Dado que la restauración debía reponer un gran volumen —incluyendo dientes, tejidos blandos y tejidos duros— se decidió confeccionar una estructura primaria de fibra de vidrio. Esta solución permitió reducir significativamente el peso final de la prótesis y, al mismo tiempo, facilitó la selección de diferentes materiales restauradores según los requerimientos funcionales y estéticos de cada sector.
Se optó por individualizar los dientes del 14 al 24 mediante el cementado de coronas cerámicas de disilicato de litio (Emax) sobre la base de fibra de vidrio, diseñada específicamente para este propósito, con el fin de optimizar el resultado estético. En los segundos premolares y primeros molares se aplicó resina compuesta directamente sobre la estructura de fibra de vidrio, atendiendo a criterios funcionales.

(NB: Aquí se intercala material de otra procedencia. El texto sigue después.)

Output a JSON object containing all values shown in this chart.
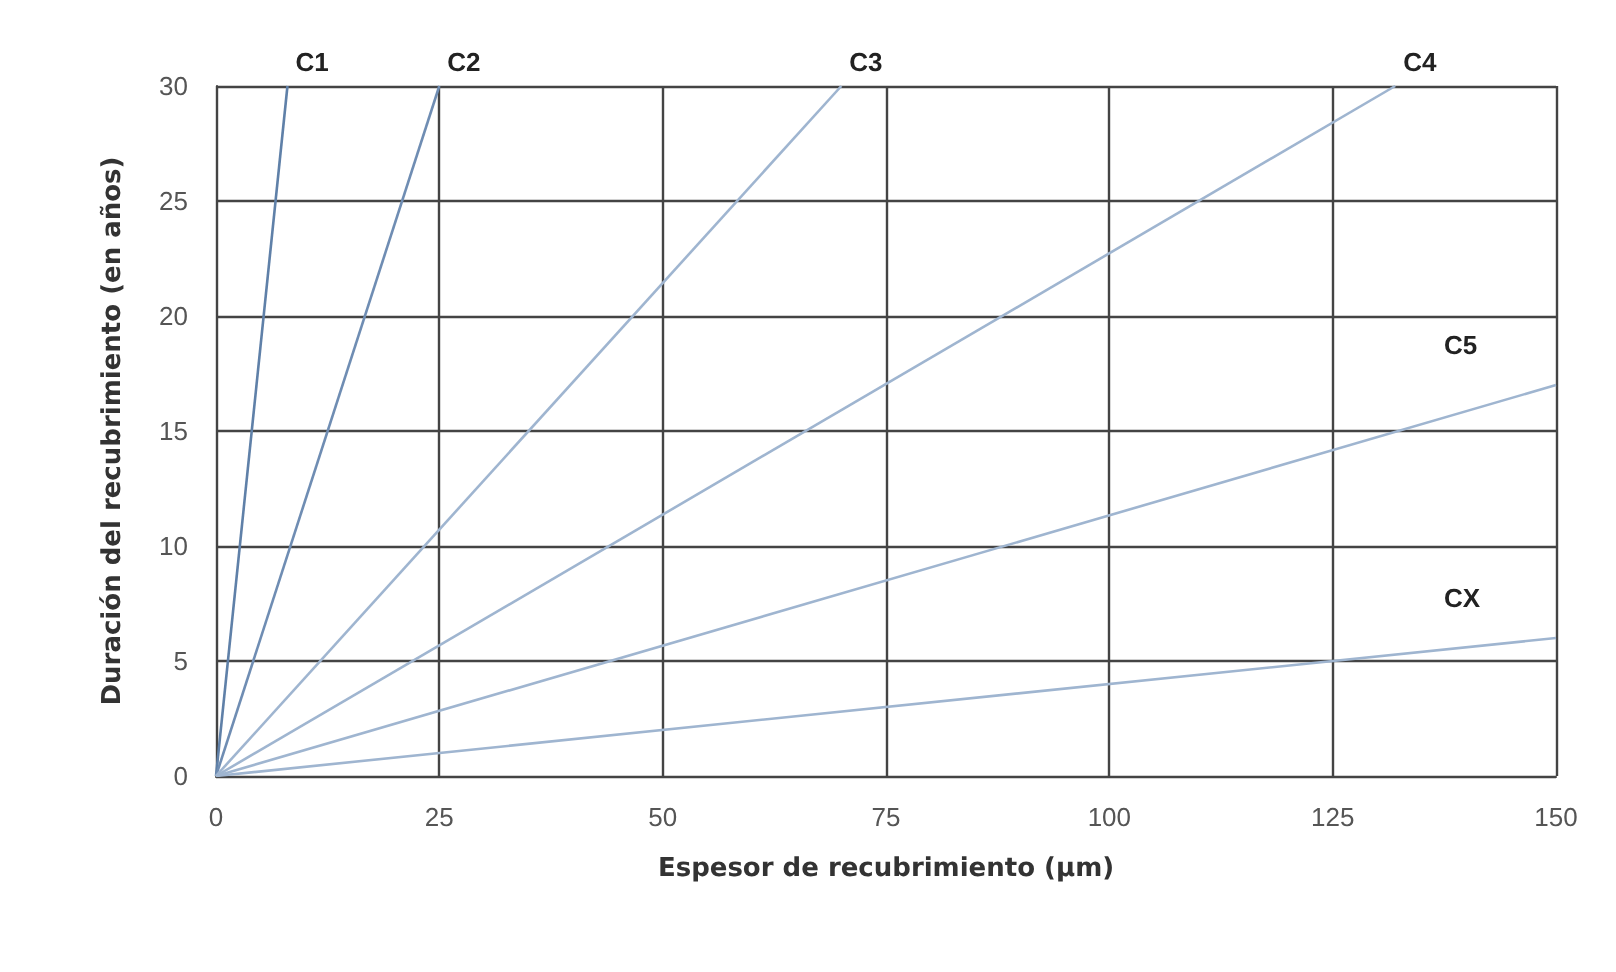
{
  "chart_data": {
    "type": "line",
    "xlabel": "Espesor de recubrimiento (µm)",
    "ylabel": "Duración del recubrimiento (en años)",
    "xlim": [
      0,
      150
    ],
    "xticks": [
      0,
      25,
      50,
      75,
      100,
      125,
      150
    ],
    "ylim": [
      0,
      30
    ],
    "yticks": [
      0,
      5,
      10,
      15,
      20,
      25,
      30
    ],
    "grid": true,
    "legend": false,
    "marker": "none",
    "line_style": "solid",
    "series": [
      {
        "name": "C1",
        "color": "#5f80a8",
        "x": [
          0,
          8
        ],
        "values": [
          0,
          30
        ]
      },
      {
        "name": "C2",
        "color": "#6f8db3",
        "x": [
          0,
          25
        ],
        "values": [
          0,
          30
        ]
      },
      {
        "name": "C3",
        "color": "#9fb5d0",
        "x": [
          0,
          70
        ],
        "values": [
          0,
          30
        ]
      },
      {
        "name": "C4",
        "color": "#9fb5d0",
        "x": [
          0,
          132
        ],
        "values": [
          0,
          30
        ]
      },
      {
        "name": "C5",
        "color": "#9fb5d0",
        "x": [
          0,
          150
        ],
        "values": [
          0,
          17
        ]
      },
      {
        "name": "CX",
        "color": "#9fb5d0",
        "x": [
          0,
          150
        ],
        "values": [
          0,
          6
        ]
      }
    ]
  }
}
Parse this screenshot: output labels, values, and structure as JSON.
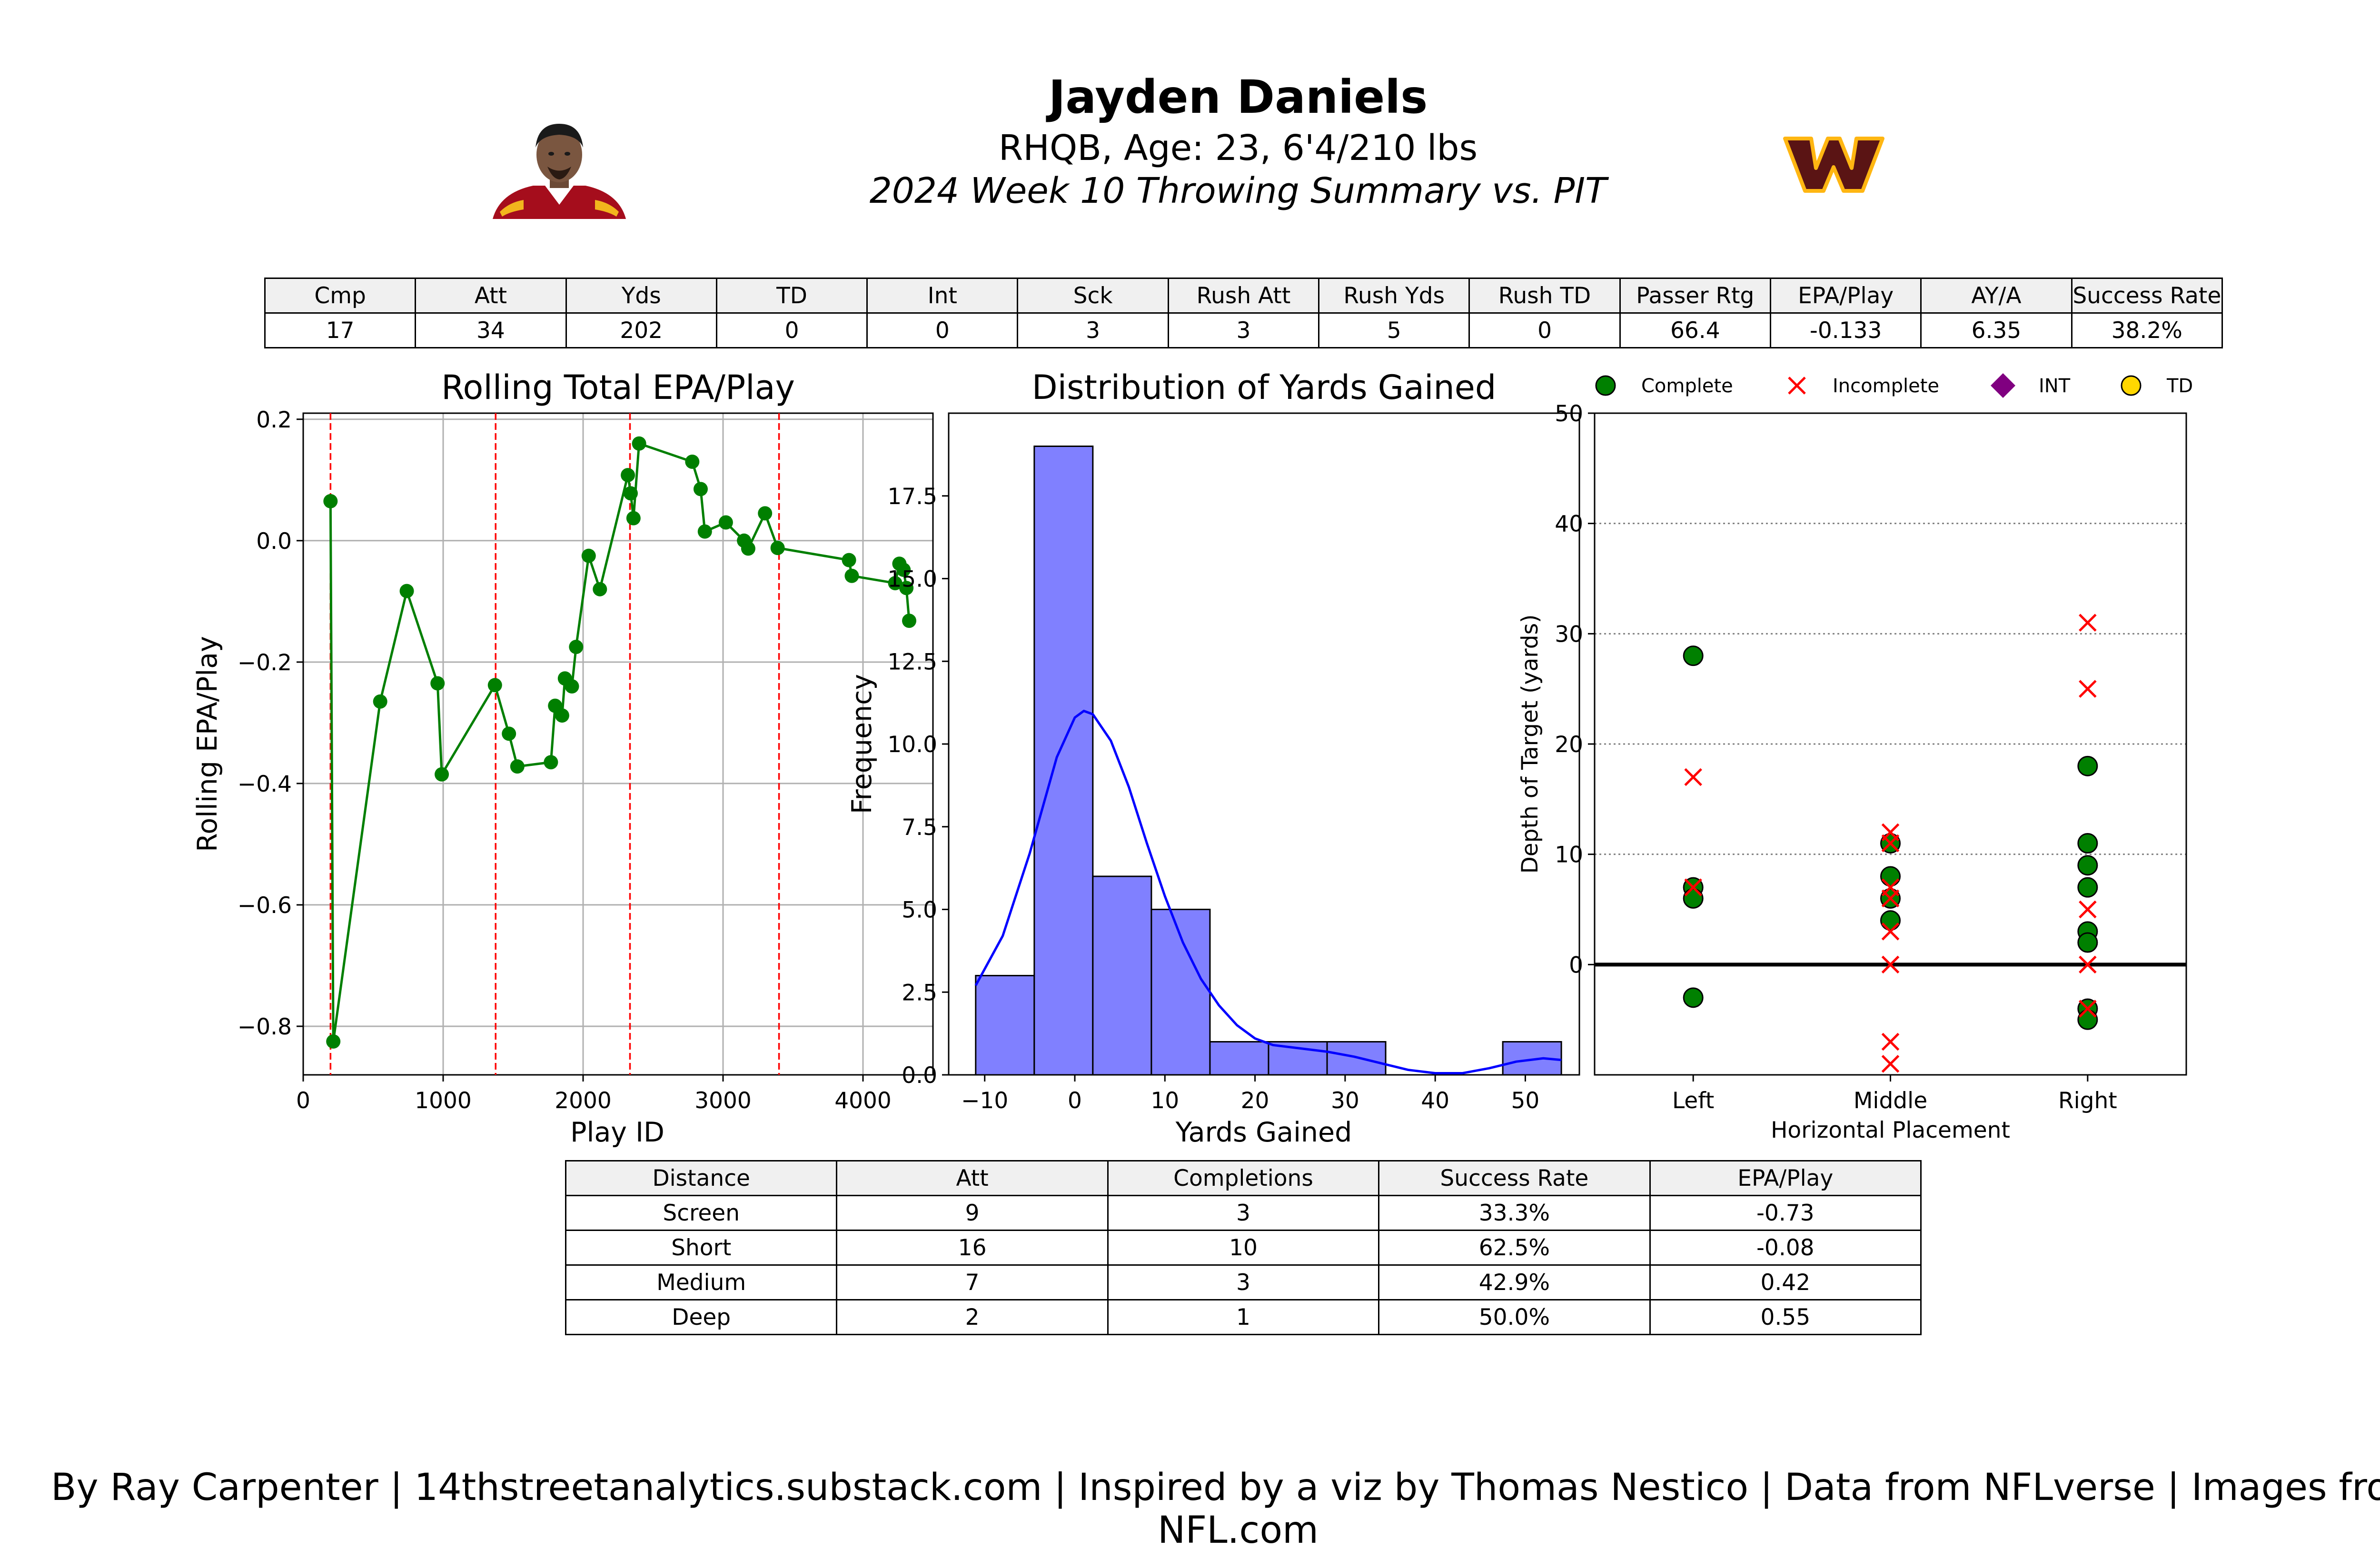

La región posterior mandibular del paciente había sido previamente rehabilitada con implantes dentales. Para evitar el enfrentamiento de estructuras rígidas sobre implantes antagonistas, se prefirió no restaurar el maxilar superior con soluciones completamente cerámicas. La combinación de fibra de vidrio y composite proporciona un comportamiento biomecánico más favorable y una sensación oclusal más confortable para el paciente. El falso tejido gingival también fue confeccionado en resina compuesta (Fig. 16).
Finalmente, la restauración fue terminada y atornillada en su posición definitiva (Fig. 18–22). El paciente requerirá tratamiento adicional en los implantes mandibulares inferiores para completar la rehabilitación global.